In the latest Fintech news, two fintech executives and the manager of a US-based money transfer company have bagged a combined 8-year sentence in the US federal prison.
The Ping Express executives, CEO Anslem Oshionebo (45) and COO Opeyemi Odeyale (43), were given a 27-month prison sentence, and the company’s business manager, Aleoghena Okhumale, received a 42-month prison sentence. All three were convicted of intentionally transferring the [illegal] proceeds of online dating scams.

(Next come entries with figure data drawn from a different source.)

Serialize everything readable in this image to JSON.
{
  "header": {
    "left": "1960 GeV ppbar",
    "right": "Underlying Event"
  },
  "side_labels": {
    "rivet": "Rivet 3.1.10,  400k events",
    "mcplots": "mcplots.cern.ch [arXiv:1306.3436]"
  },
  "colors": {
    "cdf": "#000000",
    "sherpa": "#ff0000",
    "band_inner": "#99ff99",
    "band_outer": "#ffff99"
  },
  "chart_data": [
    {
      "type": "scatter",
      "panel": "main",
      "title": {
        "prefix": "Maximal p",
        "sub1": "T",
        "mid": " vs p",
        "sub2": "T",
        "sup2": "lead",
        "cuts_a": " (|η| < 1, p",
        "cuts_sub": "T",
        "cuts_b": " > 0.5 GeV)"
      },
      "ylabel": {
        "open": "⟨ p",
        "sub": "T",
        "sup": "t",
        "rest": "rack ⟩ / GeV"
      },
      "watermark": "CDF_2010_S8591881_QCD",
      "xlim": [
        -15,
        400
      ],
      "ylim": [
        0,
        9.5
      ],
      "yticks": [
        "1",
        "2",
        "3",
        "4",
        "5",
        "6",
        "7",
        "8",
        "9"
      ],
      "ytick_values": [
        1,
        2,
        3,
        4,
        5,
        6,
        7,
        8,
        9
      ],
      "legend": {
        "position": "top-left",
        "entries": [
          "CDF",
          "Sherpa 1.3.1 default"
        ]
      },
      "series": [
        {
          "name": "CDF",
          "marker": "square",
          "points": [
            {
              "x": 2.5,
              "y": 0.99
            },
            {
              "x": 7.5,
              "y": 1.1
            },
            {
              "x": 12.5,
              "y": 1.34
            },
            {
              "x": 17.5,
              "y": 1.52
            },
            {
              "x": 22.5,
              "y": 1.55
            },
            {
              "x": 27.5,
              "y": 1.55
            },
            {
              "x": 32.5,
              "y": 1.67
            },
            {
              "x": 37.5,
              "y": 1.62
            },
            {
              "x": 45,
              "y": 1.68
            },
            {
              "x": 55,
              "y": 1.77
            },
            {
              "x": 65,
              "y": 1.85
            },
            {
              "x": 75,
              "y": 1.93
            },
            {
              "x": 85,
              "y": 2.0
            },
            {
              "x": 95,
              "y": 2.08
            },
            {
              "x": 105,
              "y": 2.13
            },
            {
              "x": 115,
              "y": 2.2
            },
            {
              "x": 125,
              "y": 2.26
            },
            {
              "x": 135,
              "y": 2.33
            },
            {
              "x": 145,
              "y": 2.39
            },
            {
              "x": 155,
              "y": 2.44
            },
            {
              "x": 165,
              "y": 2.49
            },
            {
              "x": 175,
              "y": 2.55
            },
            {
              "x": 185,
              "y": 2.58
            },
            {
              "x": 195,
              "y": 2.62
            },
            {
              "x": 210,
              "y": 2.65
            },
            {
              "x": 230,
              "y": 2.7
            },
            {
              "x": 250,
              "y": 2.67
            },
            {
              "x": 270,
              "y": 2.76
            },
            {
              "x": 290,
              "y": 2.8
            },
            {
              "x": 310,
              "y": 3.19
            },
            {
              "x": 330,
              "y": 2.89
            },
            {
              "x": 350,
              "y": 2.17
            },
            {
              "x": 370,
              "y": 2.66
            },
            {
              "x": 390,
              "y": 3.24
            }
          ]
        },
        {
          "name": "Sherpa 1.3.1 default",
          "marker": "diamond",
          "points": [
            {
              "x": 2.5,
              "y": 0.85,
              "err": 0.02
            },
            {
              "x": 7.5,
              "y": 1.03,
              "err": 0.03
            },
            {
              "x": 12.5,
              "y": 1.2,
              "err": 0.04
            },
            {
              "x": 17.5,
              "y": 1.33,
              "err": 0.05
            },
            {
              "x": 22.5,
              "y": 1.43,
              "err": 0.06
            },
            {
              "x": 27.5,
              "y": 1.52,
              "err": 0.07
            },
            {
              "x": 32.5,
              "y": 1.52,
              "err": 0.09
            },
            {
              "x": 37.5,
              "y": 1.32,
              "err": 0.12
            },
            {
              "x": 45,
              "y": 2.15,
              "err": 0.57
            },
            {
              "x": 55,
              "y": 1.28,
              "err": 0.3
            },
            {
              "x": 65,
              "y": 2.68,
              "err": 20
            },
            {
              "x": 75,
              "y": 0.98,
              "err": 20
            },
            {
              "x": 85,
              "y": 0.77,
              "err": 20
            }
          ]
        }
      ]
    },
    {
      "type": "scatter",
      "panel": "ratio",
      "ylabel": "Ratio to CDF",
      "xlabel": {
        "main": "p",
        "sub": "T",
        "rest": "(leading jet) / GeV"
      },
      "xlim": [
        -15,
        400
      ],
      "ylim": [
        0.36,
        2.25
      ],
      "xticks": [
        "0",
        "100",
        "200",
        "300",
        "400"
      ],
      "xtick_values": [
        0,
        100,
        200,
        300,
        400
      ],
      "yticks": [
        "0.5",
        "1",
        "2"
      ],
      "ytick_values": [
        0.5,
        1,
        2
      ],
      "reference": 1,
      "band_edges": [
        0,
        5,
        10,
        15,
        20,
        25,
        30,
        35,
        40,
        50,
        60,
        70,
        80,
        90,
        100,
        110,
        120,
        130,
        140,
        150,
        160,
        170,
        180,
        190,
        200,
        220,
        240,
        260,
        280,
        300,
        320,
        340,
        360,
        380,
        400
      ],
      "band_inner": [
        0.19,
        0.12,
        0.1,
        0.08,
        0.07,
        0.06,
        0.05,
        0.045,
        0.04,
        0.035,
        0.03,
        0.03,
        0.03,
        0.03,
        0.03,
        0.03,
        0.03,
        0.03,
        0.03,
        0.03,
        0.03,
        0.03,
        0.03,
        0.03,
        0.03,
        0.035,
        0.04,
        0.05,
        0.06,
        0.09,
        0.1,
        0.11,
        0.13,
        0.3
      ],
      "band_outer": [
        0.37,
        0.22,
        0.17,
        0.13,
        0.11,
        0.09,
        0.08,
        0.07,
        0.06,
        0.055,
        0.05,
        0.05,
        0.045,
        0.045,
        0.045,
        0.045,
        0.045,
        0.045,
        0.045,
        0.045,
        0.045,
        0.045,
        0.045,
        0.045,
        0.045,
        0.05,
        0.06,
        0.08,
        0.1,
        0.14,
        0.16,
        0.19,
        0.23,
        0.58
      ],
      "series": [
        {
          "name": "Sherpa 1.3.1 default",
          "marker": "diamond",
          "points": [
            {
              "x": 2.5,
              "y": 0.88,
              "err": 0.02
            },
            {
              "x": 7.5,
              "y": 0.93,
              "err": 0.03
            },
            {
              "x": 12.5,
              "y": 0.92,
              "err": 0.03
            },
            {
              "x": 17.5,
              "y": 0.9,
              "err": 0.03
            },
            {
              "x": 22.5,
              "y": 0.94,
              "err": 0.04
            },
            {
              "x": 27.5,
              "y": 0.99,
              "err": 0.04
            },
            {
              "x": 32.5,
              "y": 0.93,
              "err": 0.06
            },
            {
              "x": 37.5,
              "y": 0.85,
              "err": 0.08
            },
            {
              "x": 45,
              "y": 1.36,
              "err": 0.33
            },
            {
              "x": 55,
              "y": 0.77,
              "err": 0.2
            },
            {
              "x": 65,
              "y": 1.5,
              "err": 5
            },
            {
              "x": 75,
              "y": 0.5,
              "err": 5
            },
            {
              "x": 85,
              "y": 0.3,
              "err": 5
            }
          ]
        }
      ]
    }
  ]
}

In court filings, the firm, Ping Express confessed to breaking money laundering rules after it transferred $167 million out of the US. Within three years, about $160 million was sent to Nigeria, some of which were proceeds from online dating scams. Ping Express also confessed to relaxing its policy when it failed to obtain enough details about the sources of the transferred funds, or the customers initiating the transmissions.
In a statement released by Chad E. Meacham– US Attorney for the Northern District of Texas– the firm admitted its failure to effect its anti-money laundering policy and operated unlicensed in at least 5 US states. The law requires the company to report any financial discrepancies to regulators. However, the company’s court filings state it failed to make a single anti-money laundering report in 3 years of operation.
Regarding the executives, Bloomberg reports that Oshionebo, a former senior manager at PwC, stated in an email that he lacked the resources to continue fighting the case and that “history will be the best judge”. Odeyale also maintains that the case against him had “gross violations”.

The US Department of Justice (DoJ) states that Ping claimed its anti-money laundering policy limited first-time customer transactions to $499, daily transactions to $3,000, and monthly transactions to $4,500. A part of the statement read that the company “allowed more than 1,500 customers to violate these rules. In one instance, Ping allowed a customer to remit more than $80,000 in a single month—17 times more than the purported limit.
According to DoJ statements, Collins Orogun, one of Ping’s top customers and a co-defendant in the case, admitted to receiving a fee for laundering money for “romance scam” fraudsters and other criminals. Over 2 years, the statement read that he (Orogun) received over $1.3 million in cash, cashier’s cheques, and wires into different US bank accounts, and then quickly moved more than $1 million of the funds to Africa via Ping.
The illegal proceeds were acquired in a series of “romance scams”. An incident involved an Indiana woman who wired $15,000 to her heartthrob, Carson Jacks, an oil laborer in the Gulf of Mexico who came down with malaria. Another Indiana woman wired $6,300 to her lover, Thomas Ken, a ship captain.
Orogun, who facilitated the fund transfer through Ping, might be handed a 20-year sentence in federal prison when sentenced on January 23, 2023. Ping Express, on the other hand, might be handed a 5-year probation period and a $500,000 fine.